It would not be surprising to know that when the Great Recession hit the U.S. in 2008, one in three Americans delayed medical treatment due to costs.

Ten years later, as media headlines and the President boast an improved American economy, the same proportion of people are self-rationing healthcare due to cost. That percentage of people who delay medical cost based on the expense has remained stable since 2006: between 29 and 31 percent of Americans have self-rationed care due to cost for over a decade.

And, 19% of U.S. adults, roughly one-in-five people who are sick and dealing with serious conditions, also put off treatment due to costs, Gallup learned in its survey conducted the week of the U.S. mid-terms elections in the first week of November, 2018.

Underneath this statistic, it’s important to compare the payor mix of patients delaying care: nearly one-third of people with private, commercial insurance delayed care by 2018; 22% of people enrolled in Medicaid or Medicare put off care. So did 54% of people who had no insurance.

In another survey, conducted by NPR collaborating with IBM Watson Health, younger people had more trouble paying for care than older people, the survey found. One-third of people under 35 said that health care costs prevented them from getting care, compared with only 8% of people 65 and older.

Younger people identified the cost of prescription drugs as a problem: 38% of people under 35 said they had difficulty paying for medicines, versus 8% of people 65 and older.

Another survey from Earnin and the Harris Poll conducted in September 2018 found that over one-half of Americans delayed care in the past year because they couldn’t afford it. The analysis included the financial stress point that only 39% of Americans can cover an unexpected $1,000 expense with savings.

Health Populi’s Hot Points:  The average outpatient visit in the United States runs $500, and an inpatient stay, $22,000, a new study from the Institute for Health Metrics and Evaluation at the University of Washington on the global costs of medical services and how to fund universal health care.

The table shows that the U.S. has the highest inpatient admission costs, on average, about 50% greater than those in Switzerland, the highest-cost site for health care in this study which examined data from about 130 countries.

Switzerland’s outpatient visit ran about 5% higher than costs in the U.S. — $502 per visit compared with $478 in the U.S.

When considering how to fund universal health coverage, which this paper was addressing, identifying both quantity/utilization and cost/prices is key as total spending is a function of unit prices times volume.
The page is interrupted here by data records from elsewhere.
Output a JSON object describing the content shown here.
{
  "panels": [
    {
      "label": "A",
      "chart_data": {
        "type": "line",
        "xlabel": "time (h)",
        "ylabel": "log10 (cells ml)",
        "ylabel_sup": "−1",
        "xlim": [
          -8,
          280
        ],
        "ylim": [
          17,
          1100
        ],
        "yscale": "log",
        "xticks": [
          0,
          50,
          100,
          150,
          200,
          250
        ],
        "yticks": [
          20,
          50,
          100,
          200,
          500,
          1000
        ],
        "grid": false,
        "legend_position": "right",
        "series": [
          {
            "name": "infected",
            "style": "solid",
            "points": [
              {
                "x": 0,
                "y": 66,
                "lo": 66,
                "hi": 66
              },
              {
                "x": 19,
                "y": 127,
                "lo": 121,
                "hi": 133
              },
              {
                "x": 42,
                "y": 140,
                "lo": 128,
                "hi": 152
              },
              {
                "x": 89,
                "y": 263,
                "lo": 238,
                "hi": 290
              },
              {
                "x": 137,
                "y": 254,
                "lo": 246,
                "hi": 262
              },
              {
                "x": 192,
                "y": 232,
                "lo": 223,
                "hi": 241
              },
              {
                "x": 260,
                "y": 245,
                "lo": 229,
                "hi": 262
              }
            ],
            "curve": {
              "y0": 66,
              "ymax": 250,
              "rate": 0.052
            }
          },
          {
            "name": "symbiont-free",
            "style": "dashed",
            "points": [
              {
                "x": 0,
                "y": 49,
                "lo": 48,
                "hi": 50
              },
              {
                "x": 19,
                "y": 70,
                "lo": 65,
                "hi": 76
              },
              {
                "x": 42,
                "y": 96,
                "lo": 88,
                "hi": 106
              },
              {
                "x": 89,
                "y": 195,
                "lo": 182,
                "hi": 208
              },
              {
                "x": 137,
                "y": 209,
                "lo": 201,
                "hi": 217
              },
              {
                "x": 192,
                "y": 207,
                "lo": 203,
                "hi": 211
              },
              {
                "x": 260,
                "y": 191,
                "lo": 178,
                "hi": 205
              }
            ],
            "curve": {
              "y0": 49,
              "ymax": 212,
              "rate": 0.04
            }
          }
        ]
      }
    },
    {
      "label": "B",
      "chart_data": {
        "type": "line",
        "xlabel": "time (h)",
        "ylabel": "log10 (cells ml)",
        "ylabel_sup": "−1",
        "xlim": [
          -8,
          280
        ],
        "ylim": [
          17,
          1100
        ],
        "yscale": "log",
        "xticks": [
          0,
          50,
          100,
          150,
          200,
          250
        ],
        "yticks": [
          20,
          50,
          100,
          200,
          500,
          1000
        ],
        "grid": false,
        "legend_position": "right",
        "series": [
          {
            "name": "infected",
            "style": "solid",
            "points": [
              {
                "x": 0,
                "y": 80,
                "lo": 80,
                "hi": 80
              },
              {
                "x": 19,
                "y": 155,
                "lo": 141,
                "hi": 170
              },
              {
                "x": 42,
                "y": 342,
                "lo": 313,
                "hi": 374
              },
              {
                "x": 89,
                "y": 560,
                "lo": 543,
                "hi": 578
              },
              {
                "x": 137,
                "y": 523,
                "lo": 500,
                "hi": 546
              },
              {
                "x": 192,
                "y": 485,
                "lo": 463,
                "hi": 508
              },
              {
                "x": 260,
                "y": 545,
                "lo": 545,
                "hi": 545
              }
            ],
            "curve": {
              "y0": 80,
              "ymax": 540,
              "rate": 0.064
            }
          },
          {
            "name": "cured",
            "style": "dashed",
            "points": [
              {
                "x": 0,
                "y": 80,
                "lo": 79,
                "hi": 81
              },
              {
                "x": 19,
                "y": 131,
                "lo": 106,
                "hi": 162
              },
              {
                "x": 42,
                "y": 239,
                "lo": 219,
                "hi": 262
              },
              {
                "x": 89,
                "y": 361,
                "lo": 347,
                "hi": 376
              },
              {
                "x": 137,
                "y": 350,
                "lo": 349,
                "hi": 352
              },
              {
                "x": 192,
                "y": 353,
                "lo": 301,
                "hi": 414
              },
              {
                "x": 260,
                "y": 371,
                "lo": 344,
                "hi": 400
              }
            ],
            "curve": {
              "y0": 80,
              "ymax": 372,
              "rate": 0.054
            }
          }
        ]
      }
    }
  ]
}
The U.S. historically has had much higher prices for healthcare than other develop nations, prompting late health economist Uwe Reinhardt to tell us, “It’s the Prices, Stupid” when it comes to American health spending.

Any plan to move American health care toward universal coverage must get real about this phenomenon: that costs are part of the health economy in terms of healthcare workers’ wages and local economies. Lowering costs and prices means moving healthcare to less expensive sites of care (say, retail clinics, telehealth, and pharmacies providing primary care) and lowering utilization or allocating more self-care to patients at home.

Consider the 2020 Presidential elections and calls for universal health care. Any discussions about covering all Americans for healthcare must speak about the health economy, which is inextricably linked to the larger national macroeconomy for jobs, wages, and local economic development and health.